17. Lopapeysa, or the iconic Icelandic sweaters, are not just for tourists. Both warm and water resistant I saw modern interpretations on chic urbanites in Reykjavik and more traditional versions in the countryside donned for horseback riding and farm work. I even saw a couple of younger guys wearing them while ice climbing.
18. As much as I wanted to bring home a lopapeysa of my own I knew it would never get cold enough here at home to get much use. Luckily for me knitting is considered an art form in Iceland, Each of the rural guesthouses I stayed at in Southern Iceland offered up locally handcrafted items while in Reykjavik boutiques featured modern hats, scarves and sweaters. I ended up getting a beautiful light gray loose weave infinity scarf that will see plenty of use next winter.

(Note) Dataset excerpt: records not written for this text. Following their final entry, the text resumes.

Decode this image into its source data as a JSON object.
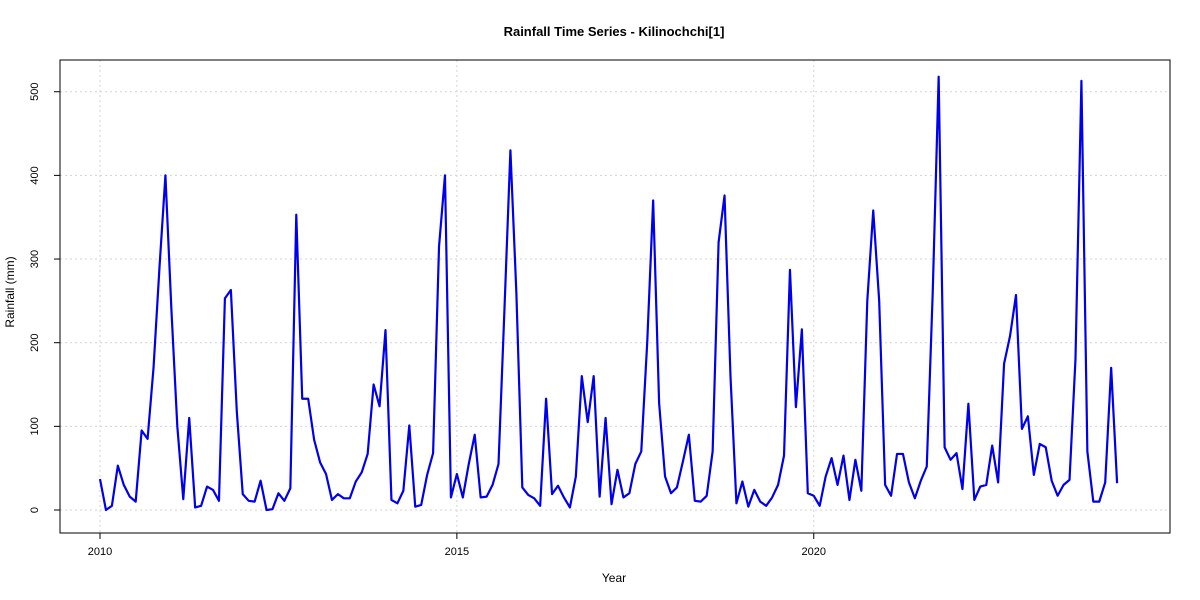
{
  "chart_data": {
    "type": "line",
    "title": "Rainfall Time Series - Kilinochchi[1]",
    "xlabel": "Year",
    "ylabel": "Rainfall (mm)",
    "x_ticks": [
      "2010",
      "2015",
      "2020"
    ],
    "y_ticks": [
      "0",
      "100",
      "200",
      "300",
      "400",
      "500"
    ],
    "ylim": [
      0,
      520
    ],
    "grid": true,
    "legend": "none",
    "colors": {
      "line": "#0000ee",
      "grid": "#d3d3d3",
      "axis": "#000000"
    },
    "series": [
      {
        "x_start": "2010-01",
        "x_step": "1 month",
        "values": [
          37,
          0,
          5,
          53,
          30,
          16,
          10,
          95,
          85,
          170,
          290,
          400,
          240,
          100,
          13,
          110,
          3,
          5,
          28,
          24,
          11,
          253,
          263,
          118,
          19,
          11,
          10,
          35,
          0,
          1,
          20,
          11,
          26,
          353,
          133,
          133,
          84,
          57,
          43,
          12,
          19,
          14,
          14,
          34,
          45,
          67,
          150,
          124,
          215,
          12,
          8,
          23,
          101,
          4,
          6,
          42,
          68,
          315,
          400,
          15,
          43,
          15,
          55,
          90,
          15,
          16,
          30,
          55,
          240,
          430,
          260,
          27,
          18,
          14,
          5,
          133,
          19,
          29,
          15,
          3,
          40,
          160,
          105,
          160,
          16,
          110,
          7,
          48,
          15,
          20,
          55,
          70,
          200,
          370,
          128,
          40,
          20,
          27,
          58,
          90,
          11,
          10,
          17,
          70,
          320,
          376,
          160,
          8,
          34,
          4,
          24,
          10,
          5,
          15,
          30,
          65,
          287,
          123,
          216,
          20,
          17,
          5,
          40,
          62,
          30,
          65,
          12,
          60,
          23,
          250,
          358,
          250,
          30,
          17,
          67,
          67,
          33,
          14,
          35,
          52,
          260,
          518,
          75,
          60,
          68,
          25,
          127,
          12,
          28,
          30,
          77,
          33,
          175,
          208,
          257,
          97,
          112,
          42,
          79,
          75,
          35,
          17,
          30,
          36,
          180,
          513,
          70,
          10,
          10,
          33,
          170,
          32
        ]
      }
    ]
  }
}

19. If you plan on getting close to any of the waterfalls in Iceland make sure to wear your rain gear. I learned this the hard way.
20. You may see all four seasons in one panoramic view.
22. Don’t try to schedule too much into one day. Driving distances tend to take longer then you think and you want to leave plenty of time to explore and enjoy Iceland’s natural beauty. During our 4 day road trip of Southern Iceland we typically scheduled one big activity and stopping at 3-4 sights while on the road.
23. Sheep, they’re everywhere. I was honestly impressed at the seemingly impossible places sheep would end up.
24. The Blue Lagoon. Pricey? Yes. Touristy? You betcha. Worth going? Totally. I spent a few hours relaxing in the ethereally blue water here at the end of my trip and for me it was the perfect way to recover from my previous adventures. I recommend making reservations to ensure you get in when you like. There are several packages to choose from, we went with the Comfort Package at a cost of 60 Euro per person, which got us entrance to the Blue Lagoon, a free drink (go for the strawberry skyr smoothie), use of a bathrobe and a skin care sample kit.
25. You will start planning for your next trip to Iceland before you get back home. I know I did.